Степан только повел плечом, оглянулся на едущий следом грузовик и увидел Женьку. Он сидел рядом с Кузьмой и обеими руками прижимал к себе новенькую винтовку. Из-под гимназической фуражки белела повязка, глаза блестели, и весь он был взъерошенный, как мокрый воробей.

- Кто этому гимназеру винтовку дал? - удивился Степан.

- Я, - улыбнулся Колыванов. - Считаешь, зря?

- Факт, зря! - угрюмо кивнул Степан, помолчал и сказал: - А может, не зря...

Ветер рвал провода над трамвайными рельсами, над крышами домов светлела узкая полоска неба, и где-то близко били орудия.

VIII

Женька теперь жил в коммуне.

Размещалась она в клубе, куда ребята притащили железные койки под серыми солдатскими одеялами, разжились кое-какой посудой, соорудили печку и поставили ее в самой парадной комнате. На ней варили суп с воблой и кипятили воду в большом закопченном чайнике.

В доме, правда, была кухня, и там стояла здоровенная чугунная плита. Но дров она сжигала уйму, а разносолов никаких не предвиделось, поэтому решили обойтись "буржуйкой".

Девчонки в своей комнате понавешали на окна занавески из марли, Степан хотел их содрать, но девчата разбушевались и выставили его из комнаты. Потом Глаша с Настей долго мудрили над куском кумача и вывесили плакат: "Комсомолец, охраняй пролетарскую красоту!"

Степан только головой покрутил, а девчонки разошлись окончательно и объявили, что они не рабы, и поэтому готовить обед и мыть посуду будут все по очереди. В первый день своего дежурства Степан сварил такой кондёр из пшена, что его можно было кидать о стену. Стенка трескалась, а каше хоть бы что! Кузьма разбивал ее молотком в порошок и заливал горячей водой. Получался супчик. Подгорелый, но есть можно!

Женька сообщил, что этот способ изобрели американские индейцы и называется порошок "пеммикан". Только делают его не из пшена, а из мяса.

Федор сказал, что из мяса, наверное, лучше, но все равно перевод добра: мясо не мука и нечего его молоть.

Женька заспорил с ним, и пытался объяснить, что делается это, чтобы легче было нести запасы еды при дальних переходах и для лучшего хранения.

Степан буркнул, что все это - буржуазный предрассудок.

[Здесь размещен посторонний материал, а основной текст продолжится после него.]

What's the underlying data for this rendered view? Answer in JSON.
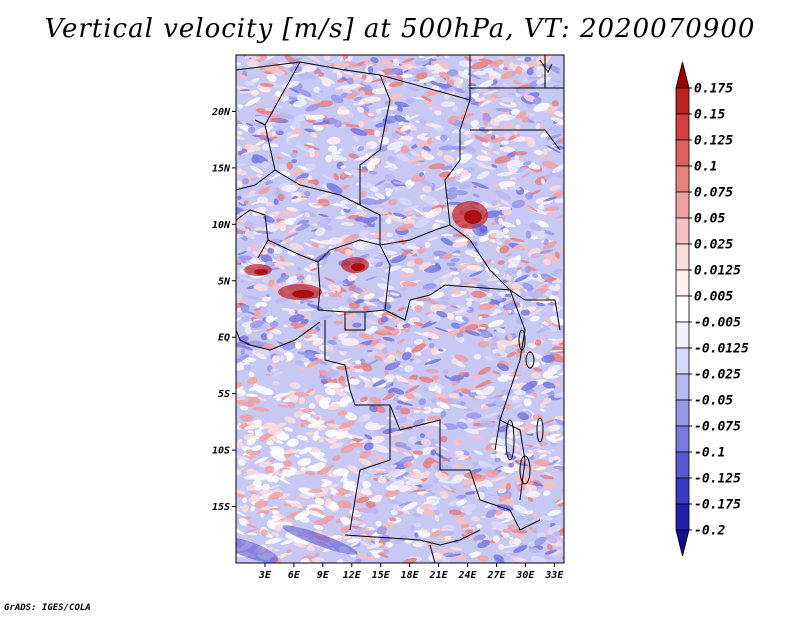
{
  "title": "Vertical velocity [m/s] at 500hPa, VT: 2020070900",
  "credit": "GrADS: IGES/COLA",
  "map": {
    "lat_labels": [
      "20N",
      "15N",
      "10N",
      "5N",
      "EQ",
      "5S",
      "10S",
      "15S"
    ],
    "lon_labels": [
      "3E",
      "6E",
      "9E",
      "12E",
      "15E",
      "18E",
      "21E",
      "24E",
      "27E",
      "30E",
      "33E"
    ],
    "lat_range": [
      -20,
      25
    ],
    "lon_range": [
      0,
      34
    ],
    "variable": "vertical velocity at 500hPa"
  },
  "colorbar": {
    "labels": [
      "0.175",
      "0.15",
      "0.125",
      "0.1",
      "0.075",
      "0.05",
      "0.025",
      "0.0125",
      "0.005",
      "-0.005",
      "-0.0125",
      "-0.025",
      "-0.05",
      "-0.075",
      "-0.1",
      "-0.125",
      "-0.175",
      "-0.2"
    ],
    "colors": [
      "#a00000",
      "#c02020",
      "#d44040",
      "#e06060",
      "#e88080",
      "#f0a0a0",
      "#f6c0c0",
      "#fadcdc",
      "#fff0f0",
      "#ffffff",
      "#f0f0ff",
      "#d8d8fa",
      "#b8b8f2",
      "#9898ea",
      "#7878e0",
      "#5858d4",
      "#3a3ac4",
      "#2020a8",
      "#10108a"
    ]
  }
}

Женька полез в бутылку и стал доказывать, что индейцы не буржуи, а свободное и гордое кочевое племя охотников.

Степан слушал, слушал и спросил: "А этот... как его... Ну, самый главный у них... Как он называется?" Женька ответил: "Вождь племени", и Степан тут же подхватил: "Вот, а ты говоришь!.. Он и есть главный буржуй".

Женька развел руками и сказал, что на таком уровне спорить бессмысленно.

Со Степаном у Женьки отношения складывались напряженно. Первое время Степан приглядывался к нему и, похоже, даже сочувствовал, как пострадавшему от руки белогвардейца. И в то же время не мог заставить себя забыть о том, что еще недавно Женька мирно беседовал со Стрельцовым и даже с Павловым. И если бы не выдал себя во время случайно подслушанного разговора, то не ходил бы сейчас с пробитой башкой, которой он так гордится. А если бы проспал? Так бы и телепался за своим Стрельцовым? Или стал мальчиком на побегушках у Заблоцкого или, еще того хуже, у Павлова?

Каждый раз, когда Степан вспоминал Павлова, ему делалось не по себе. Раньше при слове "контра" он представлял себе каких-нибудь спекулянтов-мешочников или уголовников, пусть даже недобитых офицеров и кадетов, которые втихомолку поносят Советскую власть и ждут не дождутся, когда в город войдет Юденич. Но никогда он не думал, что они могут быть такими, как Павлов, несломленными и бросающими вызов даже своей смертью. Не мог он понять и Колыванова, когда тот говорил, что они не вправе отпугивать от комсомола всяких там гимназистов и реалистов. Степан считал, что этого не должно быть, когда вокруг заговоры, саботажи и убийства.

Когда Женьку принимали в коммуну, Степан потребовал, чтобы тот публично отрекся от своих дворянских родителей. Женька, то бледнея, то покрываясь красными пятнами, отвечал, что из родителей у него живы только отец и что он никакой не дворянин, а простой военный врач.

"Все равно офицер!" - закричал Степан, и Колыванову пришлось объяснить ему разницу между строевым офицером и военным врачом.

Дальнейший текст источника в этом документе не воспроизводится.